Economists polled by Reuters had forecast retail sales rising 0.4% in May. Retail sales in May increased 5.9% from a year ago.
Excluding cars, gasoline, building materials and food services, retail sales increased 0.5% last month after an upwardly revised 0.6% increase in April.
These so-called core retail sales correspond most closely with the consumer spending component of gross domestic product. They were previously reported to have risen 0.5% in April.
The Federal Reserve raised interest rates last night for the second time this year. The Fed forecast two more rate hikes for 2018.
The Fed said "economic activity has been rising at a solid rate" and "growth of household spending has picked up."
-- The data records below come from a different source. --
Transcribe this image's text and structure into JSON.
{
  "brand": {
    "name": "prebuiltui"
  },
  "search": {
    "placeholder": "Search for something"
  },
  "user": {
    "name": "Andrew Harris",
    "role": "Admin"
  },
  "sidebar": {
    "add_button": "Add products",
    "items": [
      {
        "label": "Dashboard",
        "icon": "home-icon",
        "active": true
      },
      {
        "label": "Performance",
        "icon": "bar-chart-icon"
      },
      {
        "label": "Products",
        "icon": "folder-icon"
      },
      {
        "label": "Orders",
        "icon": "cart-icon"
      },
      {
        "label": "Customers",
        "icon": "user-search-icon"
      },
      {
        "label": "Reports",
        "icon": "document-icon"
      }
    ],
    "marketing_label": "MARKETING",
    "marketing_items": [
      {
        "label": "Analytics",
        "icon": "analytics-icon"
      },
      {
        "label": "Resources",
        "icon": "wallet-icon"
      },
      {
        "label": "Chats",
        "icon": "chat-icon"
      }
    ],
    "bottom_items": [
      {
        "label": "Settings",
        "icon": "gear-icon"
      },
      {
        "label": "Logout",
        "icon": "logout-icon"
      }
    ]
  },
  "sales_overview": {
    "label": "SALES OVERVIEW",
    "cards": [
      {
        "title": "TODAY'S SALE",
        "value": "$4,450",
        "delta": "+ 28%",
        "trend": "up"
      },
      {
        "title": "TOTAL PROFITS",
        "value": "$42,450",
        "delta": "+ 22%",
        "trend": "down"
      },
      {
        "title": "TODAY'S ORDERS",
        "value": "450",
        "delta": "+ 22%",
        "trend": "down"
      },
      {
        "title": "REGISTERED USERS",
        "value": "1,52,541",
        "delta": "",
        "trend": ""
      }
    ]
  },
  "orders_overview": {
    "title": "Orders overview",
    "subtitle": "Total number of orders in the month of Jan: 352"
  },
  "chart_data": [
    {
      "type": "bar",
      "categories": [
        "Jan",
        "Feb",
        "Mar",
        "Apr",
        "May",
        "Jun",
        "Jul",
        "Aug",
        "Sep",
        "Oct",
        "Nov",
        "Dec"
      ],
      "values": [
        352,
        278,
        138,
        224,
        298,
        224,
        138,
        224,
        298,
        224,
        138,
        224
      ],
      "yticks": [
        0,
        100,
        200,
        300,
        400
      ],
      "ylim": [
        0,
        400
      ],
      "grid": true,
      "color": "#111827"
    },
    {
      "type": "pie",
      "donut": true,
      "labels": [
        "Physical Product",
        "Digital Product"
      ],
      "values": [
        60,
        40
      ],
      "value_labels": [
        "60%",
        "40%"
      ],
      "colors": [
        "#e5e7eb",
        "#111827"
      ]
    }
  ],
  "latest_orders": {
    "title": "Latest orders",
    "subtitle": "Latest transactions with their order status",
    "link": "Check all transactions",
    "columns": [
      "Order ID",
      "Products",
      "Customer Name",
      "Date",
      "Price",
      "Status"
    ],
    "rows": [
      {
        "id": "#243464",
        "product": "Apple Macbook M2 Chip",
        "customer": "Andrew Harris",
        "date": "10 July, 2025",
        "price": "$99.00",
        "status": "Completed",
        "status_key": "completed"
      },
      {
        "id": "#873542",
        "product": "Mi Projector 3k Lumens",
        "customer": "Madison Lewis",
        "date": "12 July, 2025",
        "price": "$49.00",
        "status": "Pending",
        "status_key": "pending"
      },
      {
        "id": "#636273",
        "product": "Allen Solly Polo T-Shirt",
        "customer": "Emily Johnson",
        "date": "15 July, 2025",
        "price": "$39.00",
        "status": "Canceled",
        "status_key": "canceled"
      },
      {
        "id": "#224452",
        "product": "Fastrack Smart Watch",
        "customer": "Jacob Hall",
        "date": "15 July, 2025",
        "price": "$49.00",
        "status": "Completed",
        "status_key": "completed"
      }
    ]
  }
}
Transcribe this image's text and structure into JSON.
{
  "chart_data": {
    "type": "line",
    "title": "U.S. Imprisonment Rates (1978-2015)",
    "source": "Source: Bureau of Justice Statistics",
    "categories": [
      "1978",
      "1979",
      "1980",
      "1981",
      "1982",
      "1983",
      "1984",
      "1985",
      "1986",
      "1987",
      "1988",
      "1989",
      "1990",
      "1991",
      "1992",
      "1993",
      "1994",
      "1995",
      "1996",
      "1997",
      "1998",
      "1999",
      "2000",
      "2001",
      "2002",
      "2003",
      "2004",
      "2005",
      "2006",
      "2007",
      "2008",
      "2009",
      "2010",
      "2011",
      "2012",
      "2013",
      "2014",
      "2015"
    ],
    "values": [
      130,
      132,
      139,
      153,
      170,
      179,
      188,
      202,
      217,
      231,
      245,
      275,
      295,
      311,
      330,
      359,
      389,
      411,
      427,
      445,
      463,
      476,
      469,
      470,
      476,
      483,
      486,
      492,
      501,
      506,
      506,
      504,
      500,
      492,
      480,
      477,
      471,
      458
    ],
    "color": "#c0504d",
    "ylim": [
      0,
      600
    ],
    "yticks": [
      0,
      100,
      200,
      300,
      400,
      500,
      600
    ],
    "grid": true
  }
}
The strong retail sales report added to data ranging from the labour market to manufacturing and trade in suggesting the economy was regaining momentum in the second quarter after growth slowed at the start of the year amid a sharp step-down in consumer spending.
US growth estimates for the April-June quarter are as high as a 4.6% annualised rate. The economy grew at a 2.2% rate in the first quarter.
In May, car sales rose 0.5% after gaining 0.2% in April.
Receipts at service stations surged 2%, reflecting higher gasoline prices.
Prices at the pump have risen by 15.5% this year, according to US Energy Information Administration data. Expensive gasoline, if sustained, could pull spending away from other categories.
Sales at building material stores rebounded 2.4% last month after declining 0.8%in April.
Receipts at clothing stores surged 1.3%, the largest gain since March 2017.
There were also increases in online retail sales, but receipts at furniture stores fell 2.4%, the largest drop since December 2013.
Sales at restaurants and bars in the US also jumped 1.3%, the biggest gains since January 2017.